Extract: Pregnant sheep of 110–140 days' gestation were used to determine the effect of intravascular coagulation in the mother upon her fetus and the effect of intravascular coagulation in the fetus upon its mother. Because fetal lambs can be delivered and left attached to the mothers via the umbilical cord without placental separation, coagulation studies on a mother and her corresponding fetus could be done simultaneously.

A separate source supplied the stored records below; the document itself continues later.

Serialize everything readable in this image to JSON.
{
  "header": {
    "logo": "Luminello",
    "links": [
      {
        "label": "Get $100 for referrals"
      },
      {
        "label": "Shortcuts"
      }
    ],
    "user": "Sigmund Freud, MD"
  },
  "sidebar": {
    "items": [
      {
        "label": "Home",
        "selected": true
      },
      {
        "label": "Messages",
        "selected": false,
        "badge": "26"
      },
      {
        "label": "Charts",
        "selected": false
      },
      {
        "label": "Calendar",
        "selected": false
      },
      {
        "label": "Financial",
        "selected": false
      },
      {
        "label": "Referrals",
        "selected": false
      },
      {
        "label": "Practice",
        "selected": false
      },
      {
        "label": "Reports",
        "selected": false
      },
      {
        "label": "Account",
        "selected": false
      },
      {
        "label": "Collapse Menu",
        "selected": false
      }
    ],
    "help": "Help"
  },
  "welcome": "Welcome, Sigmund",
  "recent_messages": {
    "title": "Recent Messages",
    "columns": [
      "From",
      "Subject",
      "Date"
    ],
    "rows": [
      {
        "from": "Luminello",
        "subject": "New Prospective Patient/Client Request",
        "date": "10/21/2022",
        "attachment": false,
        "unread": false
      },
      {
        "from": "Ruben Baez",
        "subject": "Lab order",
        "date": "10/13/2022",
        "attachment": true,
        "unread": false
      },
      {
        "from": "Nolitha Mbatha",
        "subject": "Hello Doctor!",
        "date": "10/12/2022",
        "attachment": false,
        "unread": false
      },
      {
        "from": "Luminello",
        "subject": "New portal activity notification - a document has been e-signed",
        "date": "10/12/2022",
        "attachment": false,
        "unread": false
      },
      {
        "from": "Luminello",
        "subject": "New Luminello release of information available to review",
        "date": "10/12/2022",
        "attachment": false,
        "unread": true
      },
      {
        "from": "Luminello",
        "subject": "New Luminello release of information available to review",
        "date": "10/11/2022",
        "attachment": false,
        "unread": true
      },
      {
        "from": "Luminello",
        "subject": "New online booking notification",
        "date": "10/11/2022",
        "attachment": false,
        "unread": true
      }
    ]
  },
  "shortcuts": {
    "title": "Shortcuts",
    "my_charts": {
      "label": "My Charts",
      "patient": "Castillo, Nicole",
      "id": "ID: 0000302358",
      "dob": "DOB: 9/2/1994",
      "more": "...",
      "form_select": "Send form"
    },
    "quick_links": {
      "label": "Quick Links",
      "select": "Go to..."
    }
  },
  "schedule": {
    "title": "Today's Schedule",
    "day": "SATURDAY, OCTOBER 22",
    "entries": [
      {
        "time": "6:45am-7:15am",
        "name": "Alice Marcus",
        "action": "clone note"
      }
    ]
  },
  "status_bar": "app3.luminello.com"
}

When intravascular coagulation was induced in the mothers by administering thromboplastin infusions intravenously, the attached fetal lambs also developed intravascular coagulation with decreased levels in platelets, fibrinogen, and factor V, and prolongation of prothrombin, thrombin, and partial thromboplastin times. When intravascular coagulation was induced in fetal lambs, the dam had a drop in platelet count, a minimal drop in fibrinogen levels, and the appearance of fibrin breakdown products in serum and urine. The factor or factors that crossed the placenta initiating this transfer of coagulation abnormalities are not known. It has been demonstrated that the transfer was not due to fibrin or fibrinogen breakdown products, nor to the infused thromboplastin, and that the trauma of surgery or hypoxia did not contribute to the coagulation abnormalities. The mothers consistently developed fibrin breakdown products in the serum and urine when intravascular coagulation was induced. This was in contrast to the results observed in fetal lambs, which, with one exception, did not show evidence of fibrin breakdown products in serum or urine under identical experimental conditions. These observations suggest the fibrinolytic system of the fetus is inefficient compared with that of the adult; this could be a considerable disadvantage in the presence of intravascular coagulation. Speculation: As a result of intravascular coagulation in the mother or the fetus a stimulus is produced on the opposite side of the placental barrier resulting in similar changes in the placental partner. This mechanism may be of significance in the etiology of fetal death in eclampsia.